Wow! Personally it was the best meal I have had in the South Pacific - rivaled Gaston and Valentine's in Tuao. We had whole baked red snapper, fish with onions and gravy (local dish), a variation on poisson cru, rice, pasta salad, bread fruit french fries and wacky cake for dessert. I told Tabita (Mrs. Bruno) that I need to come and be her sous chef for a week to learn how to cook those dishes. A pretty involved process I might add. The French fries were made from bread fruit, but she did not boil it first, just cut it up and deep fried it (yum!) The poisson cru type dish was made with raw fish, curry, onions and freshly ground coconut. Carla and I watched her crack open the coconuts then shave out the meat with a Tahitian style coconut meat shaver outer (i am sure that is the technical term for it). Picture a flat board with a crescent shaped scraper with teeth (about 7 inches long by 3 inches wide) attached to the middle of one end. She sat on the board on the edge of a rock with a bowl on the ground and scraped out that meat in no time.

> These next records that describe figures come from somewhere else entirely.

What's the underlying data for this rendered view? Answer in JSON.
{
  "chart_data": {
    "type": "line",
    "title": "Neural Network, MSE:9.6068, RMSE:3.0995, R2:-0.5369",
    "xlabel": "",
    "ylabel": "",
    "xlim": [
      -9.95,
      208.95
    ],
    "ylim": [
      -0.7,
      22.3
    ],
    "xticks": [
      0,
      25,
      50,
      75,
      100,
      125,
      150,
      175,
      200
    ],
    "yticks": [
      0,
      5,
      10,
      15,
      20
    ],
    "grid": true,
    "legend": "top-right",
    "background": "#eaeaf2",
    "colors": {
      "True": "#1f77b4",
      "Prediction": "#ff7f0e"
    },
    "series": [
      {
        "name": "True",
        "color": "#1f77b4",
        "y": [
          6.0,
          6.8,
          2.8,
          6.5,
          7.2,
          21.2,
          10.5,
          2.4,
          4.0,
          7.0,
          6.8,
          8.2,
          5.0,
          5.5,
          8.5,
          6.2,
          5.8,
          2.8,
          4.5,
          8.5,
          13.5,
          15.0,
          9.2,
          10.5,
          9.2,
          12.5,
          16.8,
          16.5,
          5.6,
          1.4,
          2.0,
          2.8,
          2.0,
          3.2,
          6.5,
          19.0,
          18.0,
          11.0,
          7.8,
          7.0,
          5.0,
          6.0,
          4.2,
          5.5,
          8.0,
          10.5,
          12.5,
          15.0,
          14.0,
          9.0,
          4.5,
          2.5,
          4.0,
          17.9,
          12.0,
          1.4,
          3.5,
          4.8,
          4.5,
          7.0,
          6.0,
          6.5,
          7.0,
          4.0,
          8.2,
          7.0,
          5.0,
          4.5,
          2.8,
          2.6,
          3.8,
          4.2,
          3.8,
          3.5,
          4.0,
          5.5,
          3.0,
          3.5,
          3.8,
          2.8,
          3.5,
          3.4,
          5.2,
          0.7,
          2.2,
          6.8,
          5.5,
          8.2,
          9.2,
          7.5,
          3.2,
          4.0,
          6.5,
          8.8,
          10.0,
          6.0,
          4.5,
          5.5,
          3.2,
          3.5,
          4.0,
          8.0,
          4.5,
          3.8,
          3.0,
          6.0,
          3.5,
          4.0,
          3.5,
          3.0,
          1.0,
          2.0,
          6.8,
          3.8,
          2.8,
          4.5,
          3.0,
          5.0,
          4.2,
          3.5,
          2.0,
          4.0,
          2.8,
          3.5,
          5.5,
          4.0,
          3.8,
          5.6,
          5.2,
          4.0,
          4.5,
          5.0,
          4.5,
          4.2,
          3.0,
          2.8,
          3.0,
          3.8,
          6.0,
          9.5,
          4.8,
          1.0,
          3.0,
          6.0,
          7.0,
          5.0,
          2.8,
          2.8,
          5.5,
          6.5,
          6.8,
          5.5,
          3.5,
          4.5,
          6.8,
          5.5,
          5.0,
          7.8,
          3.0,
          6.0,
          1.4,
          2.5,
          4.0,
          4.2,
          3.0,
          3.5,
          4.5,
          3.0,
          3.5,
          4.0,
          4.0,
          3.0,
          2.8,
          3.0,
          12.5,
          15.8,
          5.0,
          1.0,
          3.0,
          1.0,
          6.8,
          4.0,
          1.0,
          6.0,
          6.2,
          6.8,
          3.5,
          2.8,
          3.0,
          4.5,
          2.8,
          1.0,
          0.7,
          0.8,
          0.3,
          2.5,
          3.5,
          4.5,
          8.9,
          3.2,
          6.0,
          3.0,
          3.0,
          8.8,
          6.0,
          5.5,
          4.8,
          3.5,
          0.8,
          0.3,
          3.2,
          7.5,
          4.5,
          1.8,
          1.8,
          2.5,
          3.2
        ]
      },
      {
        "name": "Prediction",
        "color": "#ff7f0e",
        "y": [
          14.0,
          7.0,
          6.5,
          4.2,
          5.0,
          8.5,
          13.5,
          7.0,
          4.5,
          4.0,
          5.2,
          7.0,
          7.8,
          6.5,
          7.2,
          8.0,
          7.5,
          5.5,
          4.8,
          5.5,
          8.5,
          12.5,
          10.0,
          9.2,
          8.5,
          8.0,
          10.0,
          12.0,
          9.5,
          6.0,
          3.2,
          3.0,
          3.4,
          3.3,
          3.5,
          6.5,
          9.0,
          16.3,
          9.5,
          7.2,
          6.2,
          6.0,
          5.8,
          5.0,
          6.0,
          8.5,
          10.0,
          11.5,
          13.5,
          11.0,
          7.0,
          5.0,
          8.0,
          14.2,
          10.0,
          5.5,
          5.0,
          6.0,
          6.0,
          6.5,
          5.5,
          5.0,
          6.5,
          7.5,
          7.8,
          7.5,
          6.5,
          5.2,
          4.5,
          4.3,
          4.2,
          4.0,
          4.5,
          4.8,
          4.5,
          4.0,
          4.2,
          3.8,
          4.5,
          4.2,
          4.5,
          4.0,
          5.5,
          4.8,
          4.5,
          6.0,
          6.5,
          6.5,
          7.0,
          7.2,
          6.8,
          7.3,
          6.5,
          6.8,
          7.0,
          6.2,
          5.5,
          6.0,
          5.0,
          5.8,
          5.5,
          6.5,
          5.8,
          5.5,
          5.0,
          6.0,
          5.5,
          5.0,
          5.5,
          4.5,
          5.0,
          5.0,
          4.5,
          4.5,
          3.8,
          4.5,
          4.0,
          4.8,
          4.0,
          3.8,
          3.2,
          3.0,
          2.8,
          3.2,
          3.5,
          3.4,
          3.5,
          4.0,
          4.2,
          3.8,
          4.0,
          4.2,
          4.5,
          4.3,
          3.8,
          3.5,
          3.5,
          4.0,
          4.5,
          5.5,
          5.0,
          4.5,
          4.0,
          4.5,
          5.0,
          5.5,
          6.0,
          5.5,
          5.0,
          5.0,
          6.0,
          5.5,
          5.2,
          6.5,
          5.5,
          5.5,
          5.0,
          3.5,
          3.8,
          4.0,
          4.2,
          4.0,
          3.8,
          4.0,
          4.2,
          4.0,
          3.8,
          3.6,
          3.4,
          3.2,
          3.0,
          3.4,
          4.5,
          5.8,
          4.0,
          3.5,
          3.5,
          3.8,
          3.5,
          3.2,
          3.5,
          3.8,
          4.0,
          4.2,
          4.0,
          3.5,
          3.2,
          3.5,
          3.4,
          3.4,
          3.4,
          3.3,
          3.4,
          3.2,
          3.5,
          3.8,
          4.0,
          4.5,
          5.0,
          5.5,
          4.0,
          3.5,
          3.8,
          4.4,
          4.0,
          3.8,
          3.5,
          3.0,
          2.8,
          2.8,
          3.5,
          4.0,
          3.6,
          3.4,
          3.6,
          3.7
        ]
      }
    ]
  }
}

It was an interesting group. Our host is French, but has been on Fanning for 30 years. He has guest rooms on his property as well. Tabita is from one of the main Gilbert Islands, but met Bruno on Washington Island. They have two small children Paul (5ish)and Agnes (annyay) (18 months). Fortunately Tabita has a couple of female friends that help her cook and with the children. Not sure why she did not come to the table to eat, but I gave her and her helpers first dibs on the dessert, which they willingly took. I guess rice and fish are no big deal, but chocolate is a treat. At some point I will post pictures to go with this post, as I am not sure words can adequately describe everything. Really wish we had had a video camera so you could have seen Carla and I do the land crab shuffle. We were minding our own business standing in the living area of Paul's house when this land crab - slightly larger than a dessert plate came scuttling across our feet. Watching us jump was pretty funny, but it was equally funny to watch the kids chase it around the kitchen with a small bat. Little Paul got a huge kick out of the whole scene.
Finally called it a night around 2100. No street lights or signs here, so we were dependent on our flashlights and memory to find the right path to the beach and the dinghies. Oh and the stars! and the milky way! and the southern cross. Totally amazing and beautiful. Reminds us of how fortunate we are to be able to see it in a way that most people will never experience.
Time for bed now. Dennis says I am not allowed to sleep in tomorrow - he wants to finish up the generator. I am going to dig out the sewing machine and restitch the sunbrella on Moondance's jib. Josh wants to go see about real internet. And maybe the Kuai will be here tomorrow - that will be interesting to watch as well.